Single by Bad Bunny

from the album Un Verano Sin Ti
- Language: Spanish
- Released: June 15, 2022
- Genre: Merengue; Mambo;
- Length: 3:50
- Label: Rimas
- Songwriter: Benito Martínez
- Producers: MAG; La Paciencia; Elikai; Dahian el Apechao;

Bad Bunny singles chronology
| "Tití Me Preguntó" (2022) | "Después de la Playa" (2022) | "Me Porto Bonito" (2022) |

Visualizer
- "Después de la Playa (360° Visualizer)" on YouTube

= Después de la Playa =

2022 single by Bad Bunny

"Después de la Playa" (English: "After the Beach") is a song by Puerto Rican rapper Bad Bunny that appears as the second track on his fifth studio album Un Verano Sin Ti (2022), which was released on May 6, 2022, by Rimas Entertainment. The song was written by Benito Martínez and its production was handled by MAG, La Paciencia, Elikai and Dahian el Apechao. On June 15, 2022, the song was sent to radio as the third official single off the album.

==Commercial performance==
Following the release of Un Verano Sin Ti, "Después de la Playa" charted at number 6 on the US Billboard Hot 100 dated May 21, 2022, becoming the third-highest charting track from the album behind "Moscow Mule" and "Tití Me Preguntó", which peaked at number 4 and 5, respectively; it was one of four American top-ten hits from the album.

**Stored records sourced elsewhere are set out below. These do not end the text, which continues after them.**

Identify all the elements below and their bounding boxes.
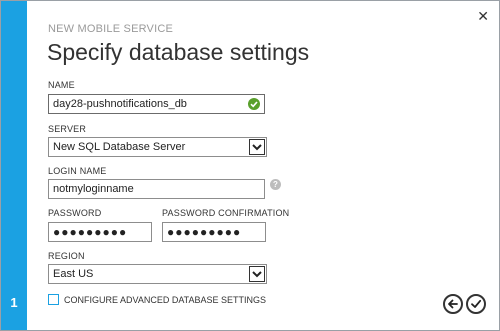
arrow-left-icon [448, 299, 458, 309]
dialog: 1 ✕ NEW MOBILE SERVICE Specify database … [0, 0, 500, 331]
login-name-label: LOGIN NAME [48, 166, 107, 176]
region-label: REGION [48, 251, 85, 261]
step-sidebar: 1 [1, 1, 27, 330]
server-select[interactable]: New SQL Database Server [48, 137, 267, 157]
dialog-subtitle: NEW MOBILE SERVICE [48, 23, 174, 35]
close-icon[interactable]: ✕ [477, 9, 489, 23]
region-select[interactable]: East US [48, 264, 267, 284]
checkmark-circle-icon [248, 98, 260, 110]
region-value: East US [53, 268, 94, 280]
name-input[interactable]: day28-pushnotifications_db [48, 94, 265, 114]
dialog-title: Specify database settings [47, 39, 310, 65]
name-value: day28-pushnotifications_db [53, 98, 187, 110]
login-name-value: notmyloginname [53, 183, 134, 195]
checkmark-icon [471, 299, 482, 308]
login-name-input[interactable]: notmyloginname [48, 179, 265, 199]
chevron-down-icon[interactable] [249, 139, 265, 155]
password-value: ●●●●●●●●● [53, 225, 128, 239]
finish-button[interactable] [466, 294, 486, 314]
password-confirmation-value: ●●●●●●●●● [167, 225, 242, 239]
chevron-down-icon[interactable] [249, 266, 265, 282]
password-confirmation-input[interactable]: ●●●●●●●●● [162, 222, 266, 242]
password-input[interactable]: ●●●●●●●●● [48, 222, 152, 242]
step-number: 1 [10, 295, 18, 310]
password-confirmation-label: PASSWORD CONFIRMATION [162, 208, 290, 218]
name-label: NAME [48, 80, 75, 90]
password-label: PASSWORD [48, 208, 102, 218]
advanced-settings-checkbox[interactable] [48, 294, 59, 305]
server-value: New SQL Database Server [53, 141, 186, 153]
advanced-settings-label[interactable]: CONFIGURE ADVANCED DATABASE SETTINGS [64, 295, 266, 305]
help-icon[interactable]: ? [270, 179, 281, 190]
server-label: SERVER [48, 124, 87, 134]
back-button[interactable] [443, 294, 463, 314]
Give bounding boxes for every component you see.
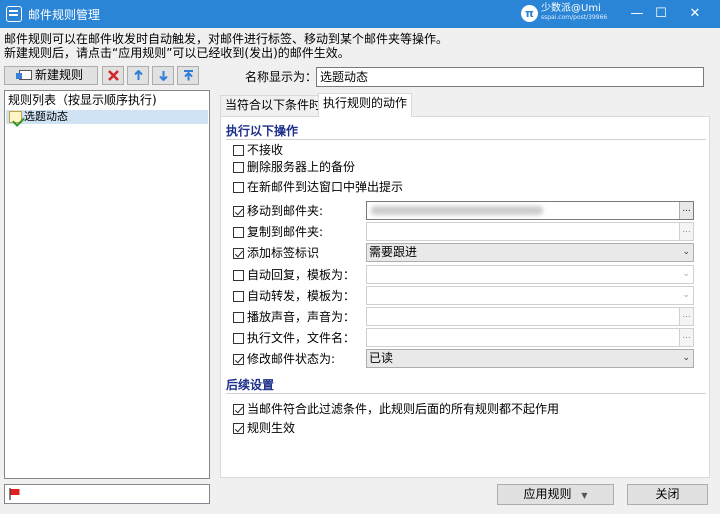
browse-sound-button[interactable]: ...	[679, 308, 693, 325]
rule-icon	[9, 111, 25, 127]
chevron-down-icon: ⌄	[682, 247, 690, 257]
move-top-button[interactable]	[177, 66, 199, 85]
new-rule-label: 新建规则	[34, 68, 83, 82]
sound-file-field[interactable]: ...	[366, 307, 694, 326]
run-file-checkbox[interactable]	[233, 333, 244, 344]
browse-folder-button[interactable]: ...	[679, 202, 693, 219]
followup-section-title: 后续设置	[226, 378, 275, 392]
tag-select-value: 需要跟进	[369, 245, 418, 259]
followup-section-divider	[226, 393, 706, 394]
rule-enabled-label: 规则生效	[247, 421, 296, 435]
move-top-icon	[183, 70, 193, 81]
no-receive-checkbox[interactable]	[233, 145, 244, 156]
auto-reply-template-select[interactable]: ⌄	[366, 265, 694, 284]
actions-section-divider	[226, 139, 706, 140]
watermark-subtext: sspai.com/post/39966	[541, 14, 608, 21]
close-window-button[interactable]: ✕	[673, 0, 717, 28]
move-to-folder-field[interactable]: ...	[366, 201, 694, 220]
delete-server-copy-checkbox[interactable]	[233, 162, 244, 173]
auto-forward-template-select[interactable]: ⌄	[366, 286, 694, 305]
title-bar[interactable]: 邮件规则管理 π 少数派@Umi sspai.com/post/39966 — …	[0, 0, 720, 28]
run-file-field[interactable]: ...	[366, 328, 694, 347]
window-title: 邮件规则管理	[28, 8, 101, 22]
delete-server-copy-label: 删除服务器上的备份	[247, 160, 356, 174]
rules-list-header: 规则列表（按显示顺序执行)	[8, 93, 157, 107]
move-up-icon	[133, 70, 143, 80]
new-rule-icon	[15, 70, 32, 80]
popup-notify-label: 在新邮件到达窗口中弹出提示	[247, 180, 404, 194]
tag-select[interactable]: 需要跟进 ⌄	[366, 243, 694, 262]
copy-to-folder-field[interactable]: ...	[366, 222, 694, 241]
move-to-folder-checkbox[interactable]	[233, 206, 244, 217]
watermark-text: 少数派@Umi	[541, 3, 601, 14]
move-down-button[interactable]	[152, 66, 174, 85]
tab-conditions[interactable]: 当符合以下条件时	[220, 95, 327, 116]
auto-reply-label: 自动回复，模板为：	[247, 268, 356, 282]
rules-list[interactable]: 规则列表（按显示顺序执行) 选题动态	[4, 90, 210, 479]
close-button[interactable]: 关闭	[627, 484, 708, 505]
play-sound-label: 播放声音，声音为：	[247, 310, 356, 324]
rule-enabled-checkbox[interactable]	[233, 423, 244, 434]
delete-icon	[107, 70, 119, 81]
tab-actions[interactable]: 执行规则的动作	[318, 93, 413, 117]
dropdown-arrow-icon: ▼	[581, 491, 588, 500]
move-up-button[interactable]	[127, 66, 149, 85]
no-receive-label: 不接收	[247, 143, 284, 157]
list-item[interactable]: 选题动态	[6, 110, 208, 127]
chevron-down-icon: ⌄	[682, 269, 690, 279]
new-rule-button[interactable]: 新建规则	[4, 66, 98, 85]
actions-section-title: 执行以下操作	[226, 124, 299, 138]
copy-to-folder-checkbox[interactable]	[233, 227, 244, 238]
copy-to-folder-label: 复制到邮件夹:	[247, 225, 324, 239]
add-tag-label: 添加标签标识	[247, 246, 320, 260]
play-sound-checkbox[interactable]	[233, 312, 244, 323]
flag-field[interactable]	[4, 484, 210, 504]
run-file-label: 执行文件，文件名：	[247, 331, 356, 345]
intro-line-2: 新建规则后，请点击“应用规则”可以已经收到(发出)的邮件生效。	[4, 46, 350, 60]
browse-file-button[interactable]: ...	[679, 329, 693, 346]
red-flag-icon	[9, 488, 20, 500]
delete-rule-button[interactable]	[102, 66, 124, 85]
mail-app-icon	[6, 6, 22, 22]
apply-rules-label: 应用规则	[523, 487, 572, 501]
rule-item-label: 选题动态	[24, 110, 68, 123]
auto-forward-checkbox[interactable]	[233, 291, 244, 302]
apply-rules-button[interactable]: 应用规则 ▼	[497, 484, 614, 505]
rule-name-input[interactable]: 选题动态	[316, 67, 704, 87]
auto-reply-checkbox[interactable]	[233, 270, 244, 281]
auto-forward-label: 自动转发，模板为：	[247, 289, 356, 303]
mail-status-value: 已读	[369, 351, 394, 365]
intro-line-1: 邮件规则可以在邮件收发时自动触发，对邮件进行标签、移动到某个邮件夹等操作。	[4, 32, 449, 46]
chevron-down-icon: ⌄	[682, 290, 690, 300]
mail-status-select[interactable]: 已读 ⌄	[366, 349, 694, 368]
chevron-down-icon: ⌄	[682, 353, 690, 363]
change-status-label: 修改邮件状态为:	[247, 352, 336, 366]
folder-path-redacted	[371, 206, 543, 215]
browse-copy-folder-button[interactable]: ...	[679, 223, 693, 240]
watermark-logo-icon: π	[521, 5, 538, 22]
move-to-folder-label: 移动到邮件夹:	[247, 204, 324, 218]
stop-processing-label: 当邮件符合此过滤条件，此规则后面的所有规则都不起作用	[247, 402, 560, 416]
add-tag-checkbox[interactable]	[233, 248, 244, 259]
move-down-icon	[158, 71, 168, 81]
popup-notify-checkbox[interactable]	[233, 182, 244, 193]
change-status-checkbox[interactable]	[233, 354, 244, 365]
name-label: 名称显示为：	[245, 70, 318, 84]
stop-processing-checkbox[interactable]	[233, 404, 244, 415]
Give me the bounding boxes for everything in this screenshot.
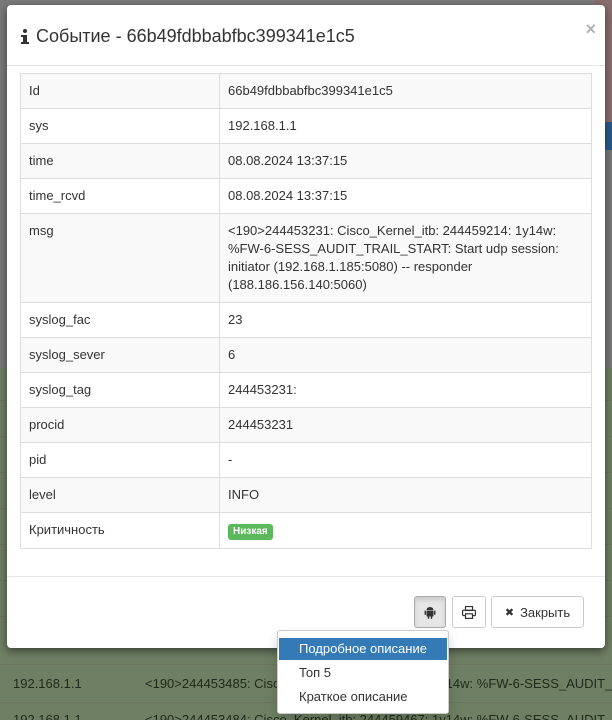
close-button-label: Закрыть: [520, 604, 571, 620]
detail-key: Критичность: [20, 512, 220, 549]
detail-row: syslog_sever 6: [20, 337, 592, 373]
print-icon: [462, 605, 476, 619]
detail-key: procid: [20, 407, 220, 443]
detail-value: 244453231: [219, 407, 592, 443]
detail-value: INFO: [219, 477, 592, 513]
severity-badge: Низкая: [228, 524, 273, 540]
detail-value: 08.08.2024 13:37:15: [219, 143, 592, 179]
print-button[interactable]: [452, 596, 486, 628]
detail-row: msg <190>244453231: Cisco_Kernel_itb: 244…: [20, 213, 592, 303]
modal-title-text: Событие - 66b49fdbbabfbc399341e1c5: [36, 26, 355, 46]
detail-row: procid 244453231: [20, 407, 592, 443]
detail-row: syslog_tag 244453231:: [20, 372, 592, 408]
background-row-ip[interactable]: 192.168.1.1: [13, 676, 82, 691]
detail-key: msg: [20, 213, 220, 303]
detail-value: 66b49fdbbabfbc399341e1c5: [219, 73, 592, 109]
modal-title: Событие - 66b49fdbbabfbc399341e1c5: [20, 26, 355, 47]
detail-value: 08.08.2024 13:37:15: [219, 178, 592, 214]
android-icon: [424, 606, 436, 619]
detail-key: time_rcvd: [20, 178, 220, 214]
detail-key: syslog_tag: [20, 372, 220, 408]
info-icon: [20, 28, 30, 46]
android-menu-button[interactable]: [414, 596, 446, 628]
event-details-table: Id 66b49fdbbabfbc399341e1c5 sys 192.168.1.1…: [20, 73, 592, 549]
detail-key: syslog_sever: [20, 337, 220, 373]
detail-value: <190>244453231: Cisco_Kernel_itb: 244459…: [219, 213, 592, 303]
detail-key: level: [20, 477, 220, 513]
detail-value: -: [219, 442, 592, 478]
detail-key: time: [20, 143, 220, 179]
detail-value: Низкая: [219, 512, 592, 549]
modal-header: Событие - 66b49fdbbabfbc399341e1c5 ×: [7, 5, 605, 66]
detail-row: sys 192.168.1.1: [20, 108, 592, 144]
detail-row: Id 66b49fdbbabfbc399341e1c5: [20, 73, 592, 109]
detail-key: Id: [20, 73, 220, 109]
detail-key: sys: [20, 108, 220, 144]
close-icon[interactable]: ×: [585, 19, 596, 39]
detail-value: 23: [219, 302, 592, 338]
event-modal: Событие - 66b49fdbbabfbc399341e1c5 × Id 6…: [7, 5, 605, 648]
background-row-ip[interactable]: 192.168.1.1: [13, 712, 82, 720]
menu-item-detailed-description[interactable]: Подробное описание: [279, 638, 447, 660]
detail-value: 6: [219, 337, 592, 373]
detail-row: syslog_fac 23: [20, 302, 592, 338]
detail-key: syslog_fac: [20, 302, 220, 338]
detail-row: time 08.08.2024 13:37:15: [20, 143, 592, 179]
detail-key: pid: [20, 442, 220, 478]
description-dropdown-menu: Подробное описание Топ 5 Краткое описани…: [277, 630, 449, 714]
detail-row: pid -: [20, 442, 592, 478]
detail-value: 192.168.1.1: [219, 108, 592, 144]
close-x-icon: ✖: [504, 606, 515, 619]
menu-item-short-description[interactable]: Краткое описание: [279, 686, 447, 708]
detail-row: level INFO: [20, 477, 592, 513]
close-button[interactable]: ✖ Закрыть: [491, 596, 584, 628]
detail-row: time_rcvd 08.08.2024 13:37:15: [20, 178, 592, 214]
detail-row: Критичность Низкая: [20, 512, 592, 549]
menu-item-top-5[interactable]: Топ 5: [279, 662, 447, 684]
detail-value: 244453231:: [219, 372, 592, 408]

The song also charted at numbers 3 and 7 on the US Hot Latin Songs and Billboard Global 200, respectively.

==Audio visualizer==
A 360° audio visualizer for the song was uploaded to YouTube on May 6, 2022, along with the other audio visualizer videos of the songs that appeared on Un Verano Sin Ti.

==Charts==

===Weekly charts===

Weekly chart performance for "Después de la Playa"
| Chart (2022) | Peak position |
|---|---|
| Argentina Hot 100 (Billboard) | 57 |
| Bolivia (Billboard) | 6 |
| Chile (Billboard) | 11 |
| Colombia (Billboard) | 6 |
| Costa Rica (FONOTICA) | 6 |
| Ecuador (Billboard) | 5 |
| Global 200 (Billboard) | 7 |
| Mexico (Billboard) | 6 |
| Peru (Billboard) | 6 |
| Portugal (AFP) | 160 |
| Spain (PROMUSICAE) | 5 |
| Switzerland (Schweizer Hitparade) | 91 |
| US Billboard Hot 100 | 6 |
| US Hot Latin Songs (Billboard) | 3 |
| US Tropical Airplay (Billboard) | 15 |

===Year-end charts===

2022 year-end chart performance for "Después de la Playa"
| Chart (2022) | Position |
|---|---|
| Bolivia Airplay (Monitor Latino) | 43 |
| Global 200 (Billboard) | 107 |
| Spain (PROMUSICAE) | 63 |
| US Billboard Hot 100 | 78 |
| US Hot Latin Songs (Billboard) | 8 |

==Certifications==

Certifications for "Después de la Playa"
| Region | Certification | Certified units/sales |
| Spain (PROMUSICAE) | 2× Platinum | 120,000^{‡} |
^{‡} Sales+streaming figures based on certification alone.